Neither do other doctors. Texas Medical Association members have reported more physicians are weighing whether to accept new Medicare patients or to continue treating others.
CMS counters that the number of doctors participating in the program has been on the rise. Its data show 94.6 percent of Texas doctors participate in Medicare, up from 89.4 percent in 2003.
“The conventional wisdom isn't supported by the hard data,” wrote CMS spokesman Bob Moos in an e-mail.
But Bailey, the medical association president, said that “CMS is not going to reflect doctors who are not taking new patients, (and) it's not going to reflect how doctors are trying to book fewer (Medicare) patients in a week so they don't lose as much money.”
Neither was an option for Natalino. A specialist who turns down a Medicare referral from a primary care physician risks losing from that same doctor a referral covered by private insurance, he said
“A specialist is in a difficult position,” said Dr. John Holcomb, a pulmonary- and critical-care specialist in San Antonio.

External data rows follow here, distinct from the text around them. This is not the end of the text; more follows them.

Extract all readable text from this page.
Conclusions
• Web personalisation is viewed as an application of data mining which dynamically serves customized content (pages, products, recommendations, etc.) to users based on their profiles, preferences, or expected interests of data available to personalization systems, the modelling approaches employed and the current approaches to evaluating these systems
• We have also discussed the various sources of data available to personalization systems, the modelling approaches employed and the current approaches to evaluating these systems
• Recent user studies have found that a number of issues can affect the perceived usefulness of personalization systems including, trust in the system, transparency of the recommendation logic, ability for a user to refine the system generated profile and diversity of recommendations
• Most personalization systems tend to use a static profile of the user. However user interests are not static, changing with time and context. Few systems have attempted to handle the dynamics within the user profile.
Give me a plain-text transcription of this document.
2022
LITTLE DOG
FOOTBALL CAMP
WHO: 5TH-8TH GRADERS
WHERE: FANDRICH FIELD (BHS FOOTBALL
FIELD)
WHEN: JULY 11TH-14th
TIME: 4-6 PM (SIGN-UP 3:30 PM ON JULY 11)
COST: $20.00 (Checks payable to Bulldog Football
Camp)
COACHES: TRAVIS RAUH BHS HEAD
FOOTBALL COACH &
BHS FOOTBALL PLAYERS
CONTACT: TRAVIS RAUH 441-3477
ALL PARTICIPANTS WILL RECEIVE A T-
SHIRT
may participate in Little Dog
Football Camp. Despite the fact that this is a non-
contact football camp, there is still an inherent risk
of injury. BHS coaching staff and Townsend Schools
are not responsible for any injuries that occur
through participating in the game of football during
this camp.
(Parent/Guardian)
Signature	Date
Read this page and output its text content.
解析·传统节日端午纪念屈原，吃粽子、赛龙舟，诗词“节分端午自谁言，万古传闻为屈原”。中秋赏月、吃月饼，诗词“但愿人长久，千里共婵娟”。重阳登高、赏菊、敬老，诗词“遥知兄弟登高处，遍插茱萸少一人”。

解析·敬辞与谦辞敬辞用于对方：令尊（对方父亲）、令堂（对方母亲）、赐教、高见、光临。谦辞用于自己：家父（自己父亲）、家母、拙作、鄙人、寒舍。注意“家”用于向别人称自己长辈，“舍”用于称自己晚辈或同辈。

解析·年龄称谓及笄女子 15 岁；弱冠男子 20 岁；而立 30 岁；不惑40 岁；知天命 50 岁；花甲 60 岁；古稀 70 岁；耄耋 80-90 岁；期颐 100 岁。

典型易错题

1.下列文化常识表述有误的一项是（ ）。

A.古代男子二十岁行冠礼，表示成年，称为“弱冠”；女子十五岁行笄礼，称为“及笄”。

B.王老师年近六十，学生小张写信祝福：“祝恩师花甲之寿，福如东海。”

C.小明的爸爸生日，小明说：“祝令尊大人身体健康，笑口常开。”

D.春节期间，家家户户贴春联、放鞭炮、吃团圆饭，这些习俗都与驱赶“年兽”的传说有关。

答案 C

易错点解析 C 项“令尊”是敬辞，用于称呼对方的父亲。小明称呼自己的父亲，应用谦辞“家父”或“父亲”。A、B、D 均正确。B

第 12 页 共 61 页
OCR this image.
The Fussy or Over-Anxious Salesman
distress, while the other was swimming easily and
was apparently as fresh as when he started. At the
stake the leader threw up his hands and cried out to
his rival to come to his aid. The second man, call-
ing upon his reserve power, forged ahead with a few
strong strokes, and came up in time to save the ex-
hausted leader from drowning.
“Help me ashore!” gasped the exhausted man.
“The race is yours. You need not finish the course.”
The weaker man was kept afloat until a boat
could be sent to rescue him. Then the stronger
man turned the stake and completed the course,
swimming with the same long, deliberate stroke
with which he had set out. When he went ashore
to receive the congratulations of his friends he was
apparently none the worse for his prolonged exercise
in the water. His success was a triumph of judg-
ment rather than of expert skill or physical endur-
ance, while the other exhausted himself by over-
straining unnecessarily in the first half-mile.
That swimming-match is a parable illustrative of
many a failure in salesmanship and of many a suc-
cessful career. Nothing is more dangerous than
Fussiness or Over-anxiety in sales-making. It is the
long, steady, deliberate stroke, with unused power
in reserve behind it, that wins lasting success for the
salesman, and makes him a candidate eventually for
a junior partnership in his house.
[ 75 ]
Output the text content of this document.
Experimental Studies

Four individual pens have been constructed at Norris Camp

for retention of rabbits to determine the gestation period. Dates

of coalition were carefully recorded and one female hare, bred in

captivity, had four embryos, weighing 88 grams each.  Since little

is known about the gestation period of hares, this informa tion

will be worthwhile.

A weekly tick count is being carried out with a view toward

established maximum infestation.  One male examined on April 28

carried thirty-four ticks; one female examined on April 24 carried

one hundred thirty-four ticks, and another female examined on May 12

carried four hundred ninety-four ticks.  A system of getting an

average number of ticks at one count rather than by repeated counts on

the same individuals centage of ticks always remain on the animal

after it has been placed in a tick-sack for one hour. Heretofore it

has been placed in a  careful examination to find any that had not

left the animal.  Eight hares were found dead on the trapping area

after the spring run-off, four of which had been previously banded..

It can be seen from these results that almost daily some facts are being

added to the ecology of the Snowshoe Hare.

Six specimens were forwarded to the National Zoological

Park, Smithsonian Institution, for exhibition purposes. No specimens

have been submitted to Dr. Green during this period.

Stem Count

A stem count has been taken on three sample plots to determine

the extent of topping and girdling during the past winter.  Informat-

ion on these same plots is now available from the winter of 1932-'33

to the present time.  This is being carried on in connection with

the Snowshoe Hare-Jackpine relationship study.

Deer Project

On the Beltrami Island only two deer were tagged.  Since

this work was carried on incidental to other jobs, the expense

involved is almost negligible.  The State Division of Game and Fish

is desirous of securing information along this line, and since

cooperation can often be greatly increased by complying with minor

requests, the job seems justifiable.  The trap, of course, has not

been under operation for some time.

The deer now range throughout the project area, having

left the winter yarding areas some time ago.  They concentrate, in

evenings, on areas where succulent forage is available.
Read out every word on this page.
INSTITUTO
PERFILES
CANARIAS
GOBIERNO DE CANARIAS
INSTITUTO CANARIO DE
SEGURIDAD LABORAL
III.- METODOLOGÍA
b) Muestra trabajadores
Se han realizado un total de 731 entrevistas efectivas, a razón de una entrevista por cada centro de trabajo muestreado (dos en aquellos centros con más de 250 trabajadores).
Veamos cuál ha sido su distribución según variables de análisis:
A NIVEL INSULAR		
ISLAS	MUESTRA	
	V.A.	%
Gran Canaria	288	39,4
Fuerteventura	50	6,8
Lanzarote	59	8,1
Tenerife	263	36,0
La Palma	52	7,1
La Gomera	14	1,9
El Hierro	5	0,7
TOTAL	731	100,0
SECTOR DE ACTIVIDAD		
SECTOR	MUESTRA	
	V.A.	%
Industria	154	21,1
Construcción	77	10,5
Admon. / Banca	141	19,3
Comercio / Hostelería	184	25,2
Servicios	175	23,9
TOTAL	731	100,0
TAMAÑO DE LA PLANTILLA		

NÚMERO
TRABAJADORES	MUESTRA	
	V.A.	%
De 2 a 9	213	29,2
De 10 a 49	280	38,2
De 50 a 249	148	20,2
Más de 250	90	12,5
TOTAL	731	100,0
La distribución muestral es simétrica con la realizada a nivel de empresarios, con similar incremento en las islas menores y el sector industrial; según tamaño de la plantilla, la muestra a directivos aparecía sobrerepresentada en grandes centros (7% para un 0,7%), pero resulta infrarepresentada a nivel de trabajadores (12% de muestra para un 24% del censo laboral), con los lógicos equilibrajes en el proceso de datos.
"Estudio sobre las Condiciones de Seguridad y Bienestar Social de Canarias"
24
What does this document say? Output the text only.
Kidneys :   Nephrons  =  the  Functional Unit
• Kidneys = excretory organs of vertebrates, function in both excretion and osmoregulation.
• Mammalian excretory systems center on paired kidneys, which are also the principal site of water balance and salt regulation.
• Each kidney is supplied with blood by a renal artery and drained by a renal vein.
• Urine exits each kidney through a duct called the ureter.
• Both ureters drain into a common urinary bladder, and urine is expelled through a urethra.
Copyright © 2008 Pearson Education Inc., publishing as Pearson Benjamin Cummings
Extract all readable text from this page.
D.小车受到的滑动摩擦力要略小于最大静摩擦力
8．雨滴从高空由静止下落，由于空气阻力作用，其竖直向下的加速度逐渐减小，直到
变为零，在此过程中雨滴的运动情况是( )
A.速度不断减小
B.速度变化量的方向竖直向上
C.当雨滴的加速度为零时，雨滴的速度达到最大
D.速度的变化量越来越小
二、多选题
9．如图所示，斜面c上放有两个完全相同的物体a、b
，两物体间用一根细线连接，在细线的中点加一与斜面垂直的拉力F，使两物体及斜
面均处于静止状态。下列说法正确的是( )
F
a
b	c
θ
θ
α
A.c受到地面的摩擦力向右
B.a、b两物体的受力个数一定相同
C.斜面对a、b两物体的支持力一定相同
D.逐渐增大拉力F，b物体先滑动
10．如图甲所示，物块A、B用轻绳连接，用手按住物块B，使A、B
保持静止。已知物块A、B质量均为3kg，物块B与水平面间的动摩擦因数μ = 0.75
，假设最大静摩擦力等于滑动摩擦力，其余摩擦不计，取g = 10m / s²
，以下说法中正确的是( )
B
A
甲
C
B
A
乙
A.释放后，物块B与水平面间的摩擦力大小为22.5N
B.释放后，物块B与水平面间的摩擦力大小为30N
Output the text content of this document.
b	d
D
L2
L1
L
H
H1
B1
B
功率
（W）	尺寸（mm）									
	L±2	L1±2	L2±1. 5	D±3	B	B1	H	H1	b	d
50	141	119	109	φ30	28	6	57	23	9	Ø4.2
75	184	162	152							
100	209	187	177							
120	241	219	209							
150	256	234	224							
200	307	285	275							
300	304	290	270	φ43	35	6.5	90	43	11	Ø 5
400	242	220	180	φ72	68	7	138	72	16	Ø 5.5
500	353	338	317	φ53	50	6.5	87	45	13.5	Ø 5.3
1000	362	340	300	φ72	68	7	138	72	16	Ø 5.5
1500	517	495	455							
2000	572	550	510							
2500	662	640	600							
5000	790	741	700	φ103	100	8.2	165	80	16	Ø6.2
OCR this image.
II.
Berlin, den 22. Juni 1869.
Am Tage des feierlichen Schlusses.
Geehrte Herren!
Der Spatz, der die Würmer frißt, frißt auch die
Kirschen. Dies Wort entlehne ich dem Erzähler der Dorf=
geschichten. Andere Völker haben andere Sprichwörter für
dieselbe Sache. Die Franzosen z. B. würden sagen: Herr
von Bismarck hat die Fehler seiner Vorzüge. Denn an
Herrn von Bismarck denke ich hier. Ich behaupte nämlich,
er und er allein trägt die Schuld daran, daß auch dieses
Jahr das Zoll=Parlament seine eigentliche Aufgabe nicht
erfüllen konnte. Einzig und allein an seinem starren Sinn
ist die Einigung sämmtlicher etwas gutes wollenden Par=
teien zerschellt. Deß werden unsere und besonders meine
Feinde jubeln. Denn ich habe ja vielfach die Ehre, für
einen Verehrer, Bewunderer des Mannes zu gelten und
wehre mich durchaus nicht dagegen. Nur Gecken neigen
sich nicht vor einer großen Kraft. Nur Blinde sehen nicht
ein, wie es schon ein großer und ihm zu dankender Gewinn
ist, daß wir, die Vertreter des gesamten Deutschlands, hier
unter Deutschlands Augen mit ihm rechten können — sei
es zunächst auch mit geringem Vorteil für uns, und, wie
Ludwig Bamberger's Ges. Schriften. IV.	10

Natalino isn't optimistic that the landmark health care reform legislation passed this year will improve the outlook for medical care. He predicted the changes will lead to reductions in care and more rigid rules for doctors in how they care for patients.
“U.S. medicine is now the most regulated business in the world, and here they are going to (make) it even more so,” he said. “With each one of those (new regulations), the cost goes up. ... It takes a lot of the flexibility away of taking care of patients.”
Natalino wanted to continue to treat his patients for another five years before he retired. Now his patients have been referred to another physician.
Natalino will join Cedra Clinical Research LLC, where he will monitor subjects in clinical drug tests, among other things.
“It's OK,” he said. “But it's not what I've done, and what I feel like I was meant to do.”